Buna rağmen diğerleri devam etmeye karar verdi. "Her gün birden fazla suç işlediğimizi biliyorduk," diye meydan okurcasına gülümsüyor Laura Kaplan.
Roe v. Wade olmasaydı, hepsi hayatlarını hapishanede sonlandırabilirdi. Artık o kadar da uzak görünmeyen bir olasılık.
Çünkü federal kürtaj garantisinin iptal edilmesinden bu yana, 50 eyaletin 20'sinden fazlası kürtaja erişimi yasakladı veya ciddi şekilde kısıtladı; bu da birçok kadını başka bir eyalette kürtaj yaptırmaya veya yasadışı kürtaj yaptırmaya zorladı.
Ve Yüksek Mahkeme'nin muhafazakar yargıçlar atayarak yaptığı dönüşte rol oynamakla övünen Donald Trump, bu erişimi daha da kısıtlayabilir.
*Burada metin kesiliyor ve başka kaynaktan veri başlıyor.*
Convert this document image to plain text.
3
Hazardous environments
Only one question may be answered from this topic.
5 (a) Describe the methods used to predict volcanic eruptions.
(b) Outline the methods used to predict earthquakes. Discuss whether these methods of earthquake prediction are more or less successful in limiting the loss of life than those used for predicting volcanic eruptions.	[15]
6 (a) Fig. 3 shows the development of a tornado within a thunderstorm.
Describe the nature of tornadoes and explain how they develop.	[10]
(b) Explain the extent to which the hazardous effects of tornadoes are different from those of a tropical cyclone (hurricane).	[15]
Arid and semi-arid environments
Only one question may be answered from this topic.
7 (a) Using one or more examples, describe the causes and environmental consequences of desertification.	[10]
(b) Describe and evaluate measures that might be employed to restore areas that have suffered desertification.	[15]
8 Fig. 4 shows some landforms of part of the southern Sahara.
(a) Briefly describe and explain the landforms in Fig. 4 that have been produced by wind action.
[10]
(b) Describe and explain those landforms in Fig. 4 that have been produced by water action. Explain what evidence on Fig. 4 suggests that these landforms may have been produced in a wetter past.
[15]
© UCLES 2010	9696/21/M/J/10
Ayrıca kürtaj hapına yeni bir saldırı başlattı.
Bayan Pariser, son yıllarda kürtaj karşıtı kampın radikalleşmesine ve artan siyasi etkisine işaret ederek , "Çok safmışız" diyor.
"Bunlar, pazar günleri kliniklerinde veya kilisede doktorları vurup öldüren insanlardı. Deliler," diye boğuk bir sesle konuşuyor.
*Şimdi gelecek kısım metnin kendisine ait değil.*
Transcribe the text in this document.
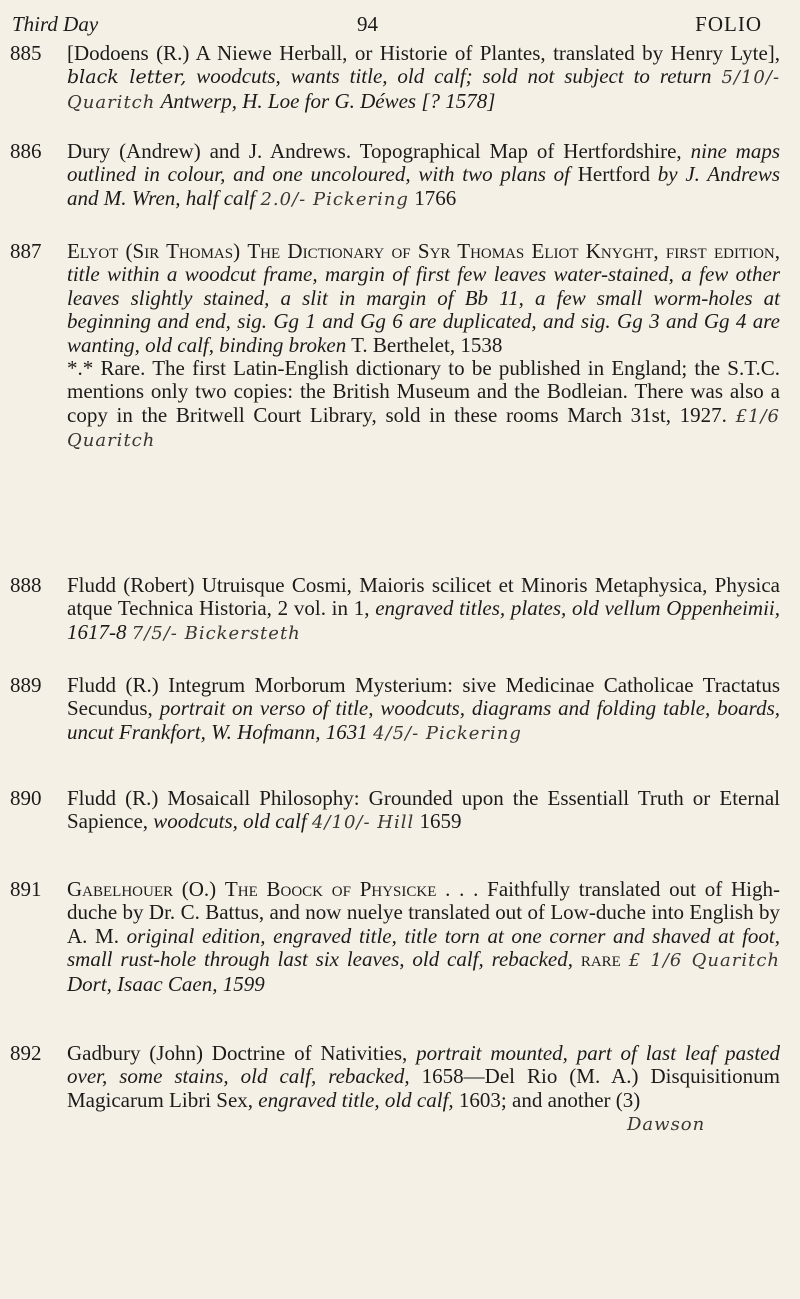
Third Day	94	FOLIO
885	[Dodoens (R.) A Niewe Herball, or Historie of Plantes, translated by Henry Lyte], black letter, woodcuts, wants title, old calf; sold not subject to return 5/10/- Quaritch Antwerp, H. Loe for G. Déwes [? 1578]
886	Dury (Andrew) and J. Andrews. Topographical Map of Hertfordshire, nine maps outlined in colour, and one uncoloured, with two plans of Hertford by J. Andrews and M. Wren, half calf 2.0/- Pickering 1766
887	Elyot (Sir Thomas) The Dictionary of Syr Thomas Eliot Knyght, first edition, title within a woodcut frame, margin of first few leaves water-stained, a few other leaves slightly stained, a slit in margin of Bb 11, a few small worm-holes at beginning and end, sig. Gg 1 and Gg 6 are duplicated, and sig. Gg 3 and Gg 4 are wanting, old calf, binding broken T. Berthelet, 1538
*.* Rare. The first Latin-English dictionary to be published in England; the S.T.C. mentions only two copies: the British Museum and the Bodleian. There was also a copy in the Britwell Court Library, sold in these rooms March 31st, 1927. £1/6 Quaritch
888	Fludd (Robert) Utruisque Cosmi, Maioris scilicet et Minoris Metaphysica, Physica atque Technica Historia, 2 vol. in 1, engraved titles, plates, old vellum Oppenheimii, 1617-8 7/5/- Bickersteth
889	Fludd (R.) Integrum Morborum Mysterium: sive Medicinae Catholicae Tractatus Secundus, portrait on verso of title, woodcuts, diagrams and folding table, boards, uncut Frankfort, W. Hofmann, 1631 4/5/- Pickering
890	Fludd (R.) Mosaicall Philosophy: Grounded upon the Essentiall Truth or Eternal Sapience, woodcuts, old calf 4/10/- Hill 1659
891	Gabelhouer (O.) The Boock of Physicke . . . Faithfully translated out of High-duche by Dr. C. Battus, and now nuelye translated out of Low-duche into English by A. M. original edition, engraved title, title torn at one corner and shaved at foot, small rust-hole through last six leaves, old calf, rebacked, rare £ 1/6 Quaritch Dort, Isaac Caen, 1599
892	Gadbury (John) Doctrine of Nativities, portrait mounted, part of last leaf pasted over, some stains, old calf, rebacked, 1658—Del Rio (M. A.) Disquisitionum Magicarum Libri Sex, engraved title, old calf, 1603; and another (3)
Dawson
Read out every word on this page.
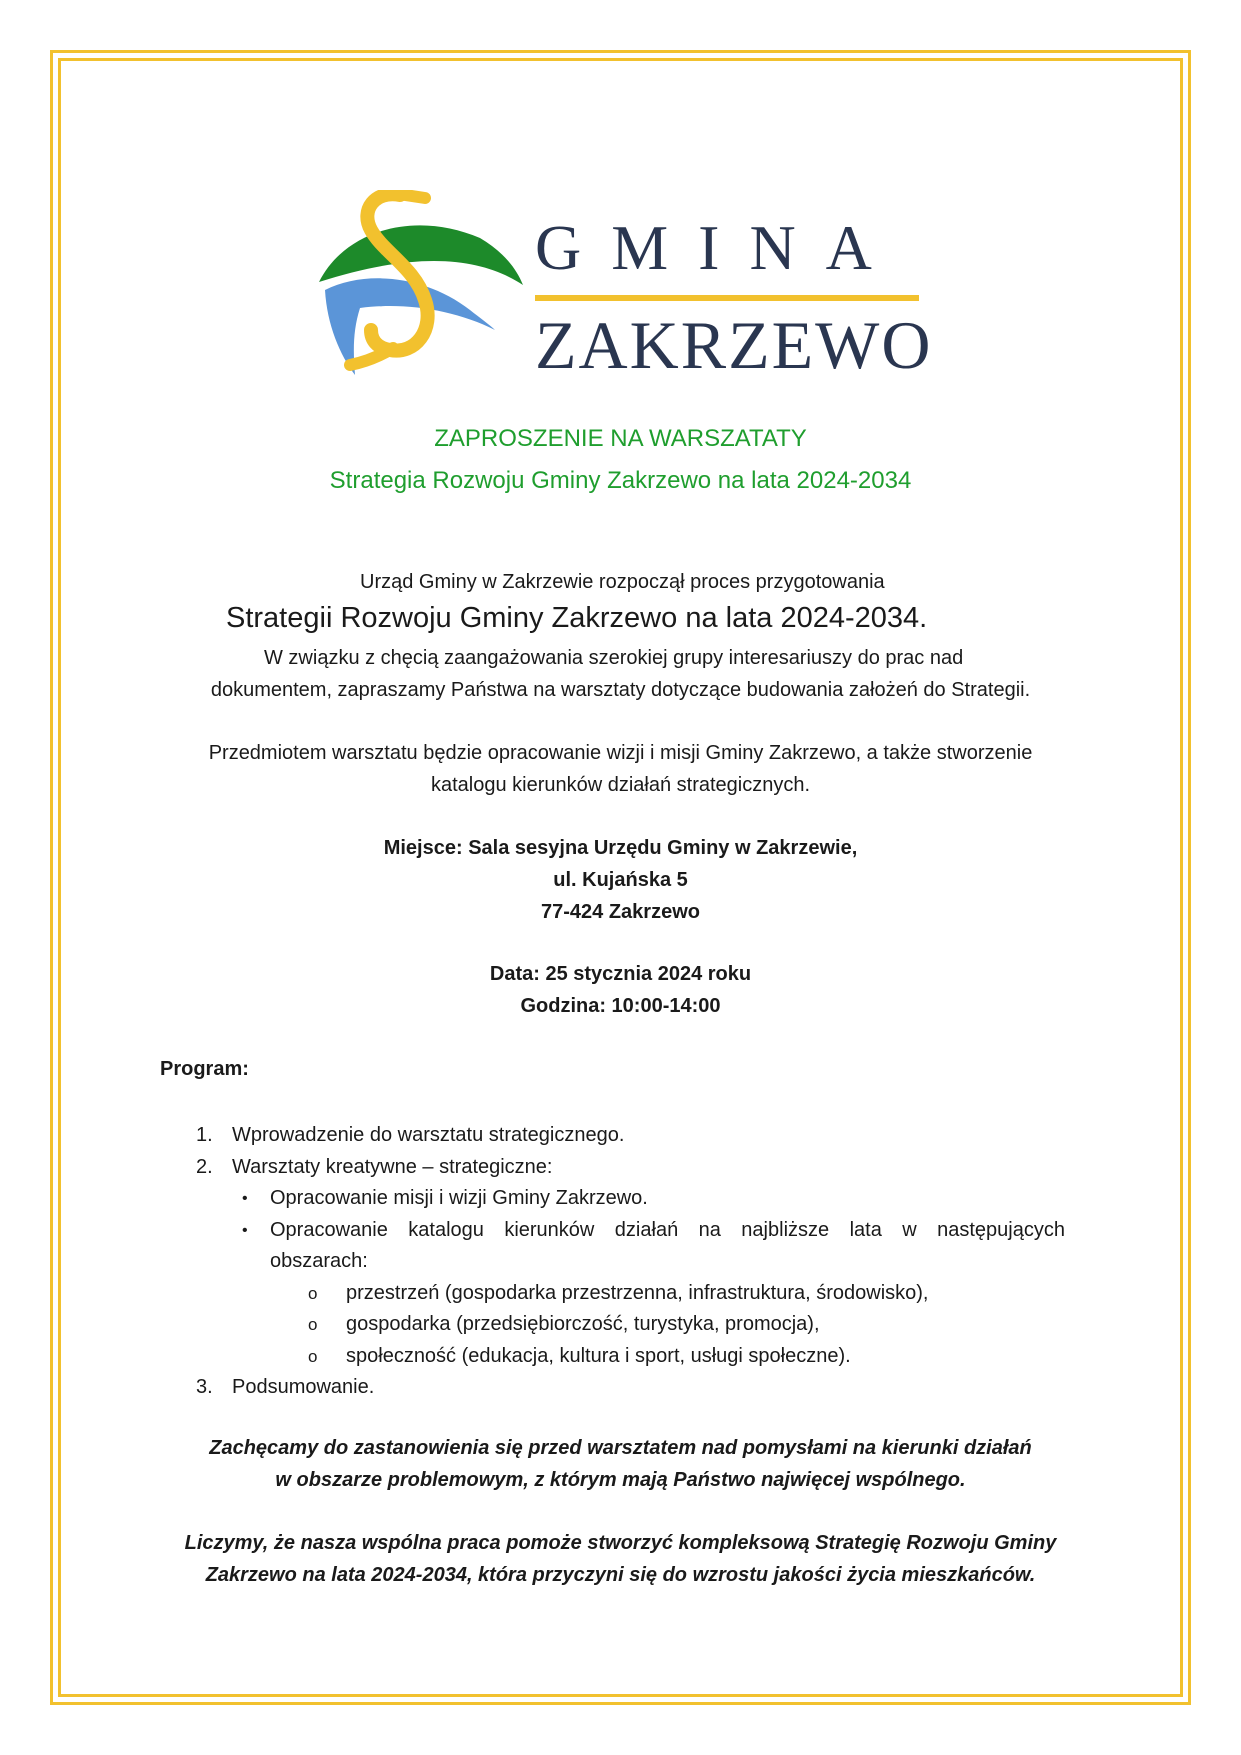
GMINA
ZAKRZEWO
ZAPROSZENIE NA WARSZATATY
Strategia Rozwoju Gminy Zakrzewo na lata 2024-2034
Urząd Gminy w Zakrzewie rozpoczął proces przygotowania
Strategii Rozwoju Gminy Zakrzewo na lata 2024-2034.
W związku z chęcią zaangażowania szerokiej grupy interesariuszy do prac nad
dokumentem, zapraszamy Państwa na warsztaty dotyczące budowania założeń do Strategii.
Przedmiotem warsztatu będzie opracowanie wizji i misji Gminy Zakrzewo, a także stworzenie
katalogu kierunków działań strategicznych.
Miejsce: Sala sesyjna Urzędu Gminy w Zakrzewie,
ul. Kujańska 5
77-424 Zakrzewo
Data: 25 stycznia 2024 roku
Godzina: 10:00-14:00
Program:
1. Wprowadzenie do warsztatu strategicznego.
2. Warsztaty kreatywne – strategiczne:
• Opracowanie misji i wizji Gminy Zakrzewo.
• Opracowanie katalogu kierunków działań na najbliższe lata w następujących
obszarach:
o przestrzeń (gospodarka przestrzenna, infrastruktura, środowisko),
o gospodarka (przedsiębiorczość, turystyka, promocja),
o społeczność (edukacja, kultura i sport, usługi społeczne).
3. Podsumowanie.
Zachęcamy do zastanowienia się przed warsztatem nad pomysłami na kierunki działań
w obszarze problemowym, z którym mają Państwo najwięcej wspólnego.
Liczymy, że nasza wspólna praca pomoże stworzyć kompleksową Strategię Rozwoju Gminy
Zakrzewo na lata 2024-2034, która przyczyni się do wzrostu jakości życia mieszkańców.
Buna rağmen, eski "Jane'ler" bugün Amerikalı kadınların büyüklerinden çok daha fazla kaynağa erişebildiğine ve bu zor kazanılmış haklarını kaybetmemeye kararlı olduklarına inanıyor.
Kadınlar "vazgeçmeyi reddediyor" diyor Sakinah Ahad Shannon. "50 yıl önce hayır dediğimiz gibi onlar da hayır diyorlar."